Les derniers hommages ont été rendus aux 35 victimes ayant perdu la vie lors des bombardements du camp de déplacés de Mugunga le 3 mai dernier, ce mercredi 15 mai 2024, en ville de Goma. Sur l’esplanade du Stade de l’Unité, choisi comme lieu de l’exposition, plusieurs autorités nationales, provinciales et coutumières ont rendu hommage aux victimes.

« Le président Félix Tshisekedi, lors des élections, nous avait demandé de voter pour lui pour qu’il puisse apporter le changement et restaurer la paix. Mais à notre grande surprise, il est constamment en déplacement, il n’y a aucune paix, le M23 ne cesse de progresser. Nous ne voulons plus voir les dirigeants venir enterrer nos morts, nous voulons les voir venir ramener les déplacés dans leurs villages. Le président de la République doit revoir la manière dont il gère le commandement militaire qui a échoué. Comment un général, aux fronts pendant plus de 6 mois, peut-il échouer à déloger l’ennemi à deux mètres de sa position ? Les militaires souffrent, mais plus de 350 généraux construisent des villas », ont témoigné certains.
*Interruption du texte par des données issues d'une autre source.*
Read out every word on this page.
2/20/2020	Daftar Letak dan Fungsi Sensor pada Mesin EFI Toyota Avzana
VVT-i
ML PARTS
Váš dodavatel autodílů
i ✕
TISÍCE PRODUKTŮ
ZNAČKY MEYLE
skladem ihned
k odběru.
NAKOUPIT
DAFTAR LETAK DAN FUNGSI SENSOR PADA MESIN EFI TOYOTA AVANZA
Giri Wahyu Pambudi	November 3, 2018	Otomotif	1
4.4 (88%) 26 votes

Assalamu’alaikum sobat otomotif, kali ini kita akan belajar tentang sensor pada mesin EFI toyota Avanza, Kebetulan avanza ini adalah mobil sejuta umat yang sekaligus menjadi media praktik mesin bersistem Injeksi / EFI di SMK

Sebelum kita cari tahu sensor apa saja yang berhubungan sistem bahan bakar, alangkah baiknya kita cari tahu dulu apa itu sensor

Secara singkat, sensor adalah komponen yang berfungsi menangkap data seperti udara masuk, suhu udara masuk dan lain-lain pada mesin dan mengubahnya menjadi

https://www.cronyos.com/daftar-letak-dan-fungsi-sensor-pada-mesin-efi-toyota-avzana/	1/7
Le renforcement de la sécurité avec des éléments de la police nationale était au rendez-vous pour accueillir les différents corps des victimes. Certains membres des familles des victimes présents à cette cérémonie appellent le gouvernement à restaurer la paix dans leur milieu afin qu’ils puissent retourner chez eux. Selon eux, ils sont exposés même dans leurs camps de refuge.

De leur côté, certains activistes des droits humains, réunis au sein des différents mouvements citoyens et groupes de pression, appellent la communauté internationale à agir face à l’agression rwandaise et exhortent le président de la RDC à réaliser sa promesse, celle de restaurer la paix à l’Est de la RDC.

Les corps des victimes ont été acheminés au mémorial de Kibati en territoire de Nyiragongo pour inhumation. Rappelons qu’au 3 mai dernier, 5 bombes sont tombées à Goma et ont fait plus de 30 morts et 37 blessés dans le camp des déplacés de 8ème CEPAC/Lushagala au quartier Mugunga et au lac Vert. Cette cérémonie, présidée par le ministre en charge des médias, a commencé avec retard car il y avait d’abord une autopsie des corps. Les experts venus de Kinshasa voulaient d’abord préciser de quel type de bombe ces citoyens, dont la plupart sont des femmes et des enfants, ont été tués.